2.3.1. Design of capture probes and in silico tests
Previously, 16S rDNA hybridization capture was successfully enforced to
describe the archaeal and bacterial diversity of soil microbial
communities. Here, we applied this approach to deep-sea samples by
adding 18S rDNA gene capture to specifically target eukaryotes. Probes
were designed to target 16S and 18S rDNA genes to ensure specificity
against the targeted genes while allowing the detection of sequence
variants not yet described in databases by selecting degenerate probes
(Table 3). Probes targeting 16S rDNA were previously published (Gasc &
Peyret, 2018). In this work, probes targeting 18S rDNA were determined
as described in a previous publication. Briefly, probes were designed
using KASpOD (Parisot, Denonfoux, Dugat-Bony, Peyret, & Peyretaillade,
2012) and PhylArray algorithms (Militon et al., 2007) and a custom
curated database derived from all 18S rDNA sequences from the EMBL and
similarly built for PhyloPDb development (Jaziri et al., 2014).

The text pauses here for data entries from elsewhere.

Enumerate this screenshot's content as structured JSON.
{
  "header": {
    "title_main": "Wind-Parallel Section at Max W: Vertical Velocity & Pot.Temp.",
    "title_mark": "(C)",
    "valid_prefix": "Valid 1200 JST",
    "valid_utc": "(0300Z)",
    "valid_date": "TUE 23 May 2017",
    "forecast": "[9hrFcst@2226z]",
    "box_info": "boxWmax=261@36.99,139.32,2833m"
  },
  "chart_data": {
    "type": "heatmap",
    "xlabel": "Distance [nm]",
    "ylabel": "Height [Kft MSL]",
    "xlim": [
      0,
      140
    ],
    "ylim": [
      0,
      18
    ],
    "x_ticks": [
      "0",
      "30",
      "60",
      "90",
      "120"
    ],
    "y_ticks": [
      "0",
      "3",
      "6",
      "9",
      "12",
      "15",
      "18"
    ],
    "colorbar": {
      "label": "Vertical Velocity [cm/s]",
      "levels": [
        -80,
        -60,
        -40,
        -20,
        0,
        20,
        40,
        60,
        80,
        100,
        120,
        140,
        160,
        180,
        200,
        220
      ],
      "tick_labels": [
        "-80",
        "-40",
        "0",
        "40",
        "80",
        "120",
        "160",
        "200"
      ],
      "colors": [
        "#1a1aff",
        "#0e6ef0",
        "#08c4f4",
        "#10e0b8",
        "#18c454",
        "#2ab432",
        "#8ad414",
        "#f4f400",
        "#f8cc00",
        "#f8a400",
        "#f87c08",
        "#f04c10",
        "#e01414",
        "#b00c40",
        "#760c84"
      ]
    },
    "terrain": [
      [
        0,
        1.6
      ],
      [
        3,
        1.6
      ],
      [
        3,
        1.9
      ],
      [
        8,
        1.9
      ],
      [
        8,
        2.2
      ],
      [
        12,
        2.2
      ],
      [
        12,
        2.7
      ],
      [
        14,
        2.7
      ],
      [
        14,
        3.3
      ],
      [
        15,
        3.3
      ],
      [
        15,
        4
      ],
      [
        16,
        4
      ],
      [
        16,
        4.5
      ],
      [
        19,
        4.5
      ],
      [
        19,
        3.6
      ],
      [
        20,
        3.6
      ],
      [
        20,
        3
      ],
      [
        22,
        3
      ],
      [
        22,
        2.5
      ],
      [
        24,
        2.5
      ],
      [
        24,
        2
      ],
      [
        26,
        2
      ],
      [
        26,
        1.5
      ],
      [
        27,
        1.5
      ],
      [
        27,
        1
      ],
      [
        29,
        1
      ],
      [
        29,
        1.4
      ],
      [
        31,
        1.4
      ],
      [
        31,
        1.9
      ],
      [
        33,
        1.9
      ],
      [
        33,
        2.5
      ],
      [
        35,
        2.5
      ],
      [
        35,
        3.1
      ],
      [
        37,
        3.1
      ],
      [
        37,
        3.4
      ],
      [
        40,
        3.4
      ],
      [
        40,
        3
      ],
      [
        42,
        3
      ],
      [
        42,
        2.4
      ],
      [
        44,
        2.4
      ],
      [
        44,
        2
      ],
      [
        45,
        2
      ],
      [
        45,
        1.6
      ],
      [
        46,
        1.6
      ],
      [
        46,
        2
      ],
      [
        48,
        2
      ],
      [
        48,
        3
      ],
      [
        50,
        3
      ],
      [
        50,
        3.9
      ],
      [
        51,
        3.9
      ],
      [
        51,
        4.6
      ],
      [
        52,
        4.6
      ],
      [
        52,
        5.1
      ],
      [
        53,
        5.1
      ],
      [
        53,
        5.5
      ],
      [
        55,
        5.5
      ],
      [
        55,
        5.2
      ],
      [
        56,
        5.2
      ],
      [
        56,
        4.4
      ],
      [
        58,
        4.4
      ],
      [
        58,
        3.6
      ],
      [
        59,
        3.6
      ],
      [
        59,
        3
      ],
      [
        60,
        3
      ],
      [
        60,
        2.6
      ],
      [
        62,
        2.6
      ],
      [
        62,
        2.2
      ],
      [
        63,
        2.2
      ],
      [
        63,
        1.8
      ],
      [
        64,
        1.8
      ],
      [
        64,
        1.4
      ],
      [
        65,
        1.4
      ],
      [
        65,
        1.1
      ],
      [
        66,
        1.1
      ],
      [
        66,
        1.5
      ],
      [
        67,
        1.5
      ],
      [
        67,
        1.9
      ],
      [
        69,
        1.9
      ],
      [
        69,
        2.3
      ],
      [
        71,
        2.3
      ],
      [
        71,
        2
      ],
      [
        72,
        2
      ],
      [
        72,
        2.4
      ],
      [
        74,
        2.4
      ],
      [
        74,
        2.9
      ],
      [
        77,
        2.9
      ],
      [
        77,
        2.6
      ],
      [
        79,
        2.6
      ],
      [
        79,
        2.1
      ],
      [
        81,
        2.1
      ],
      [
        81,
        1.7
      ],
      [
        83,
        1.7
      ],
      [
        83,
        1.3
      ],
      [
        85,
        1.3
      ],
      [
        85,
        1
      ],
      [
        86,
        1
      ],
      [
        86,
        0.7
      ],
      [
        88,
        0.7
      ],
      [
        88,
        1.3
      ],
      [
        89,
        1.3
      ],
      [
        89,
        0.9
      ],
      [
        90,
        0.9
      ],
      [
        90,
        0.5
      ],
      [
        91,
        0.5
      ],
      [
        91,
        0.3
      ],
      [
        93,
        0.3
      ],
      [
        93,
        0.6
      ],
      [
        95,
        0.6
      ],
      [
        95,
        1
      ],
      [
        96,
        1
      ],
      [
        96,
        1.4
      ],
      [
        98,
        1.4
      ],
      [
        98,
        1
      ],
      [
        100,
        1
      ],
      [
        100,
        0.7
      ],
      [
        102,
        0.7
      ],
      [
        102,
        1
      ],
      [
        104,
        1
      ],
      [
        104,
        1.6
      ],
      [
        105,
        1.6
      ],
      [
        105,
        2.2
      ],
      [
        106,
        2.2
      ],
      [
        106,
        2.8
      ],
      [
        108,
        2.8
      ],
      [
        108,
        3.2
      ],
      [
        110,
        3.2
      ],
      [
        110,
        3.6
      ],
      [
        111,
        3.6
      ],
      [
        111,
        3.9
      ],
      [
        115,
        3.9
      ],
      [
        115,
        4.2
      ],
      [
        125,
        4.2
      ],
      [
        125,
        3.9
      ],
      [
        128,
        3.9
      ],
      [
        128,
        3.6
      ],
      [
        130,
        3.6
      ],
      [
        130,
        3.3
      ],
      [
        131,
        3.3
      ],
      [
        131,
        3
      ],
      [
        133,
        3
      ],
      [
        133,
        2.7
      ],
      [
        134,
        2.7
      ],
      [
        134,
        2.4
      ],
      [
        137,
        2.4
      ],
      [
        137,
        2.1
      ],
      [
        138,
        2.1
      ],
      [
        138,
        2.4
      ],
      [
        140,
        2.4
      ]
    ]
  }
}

Selection of probes distributed over the entire length of the gene and
their length (31 to 50 bp) allow specific hybridization with their
target even if mismatches are present. For each set of probes, coverage
among SSU sequences from the SILVA database (release 132; Quast et al.,
2013) was predicted by mapping probes with BBDuk (k=13, copy undefined
mode, mm=f; http://jgi.doe.gov/data-and-tools/bb-tools/ ).
Finally, adaptors containing the T7 promoters “ATCGCACCAGCGTGT” and
“CACTGCGGCTCCTCA” were added to the 5’ and 3’ ends of probes,
respectively, to enable PCR amplification (Ribière et al., 2016). These
probes were designated capture probes.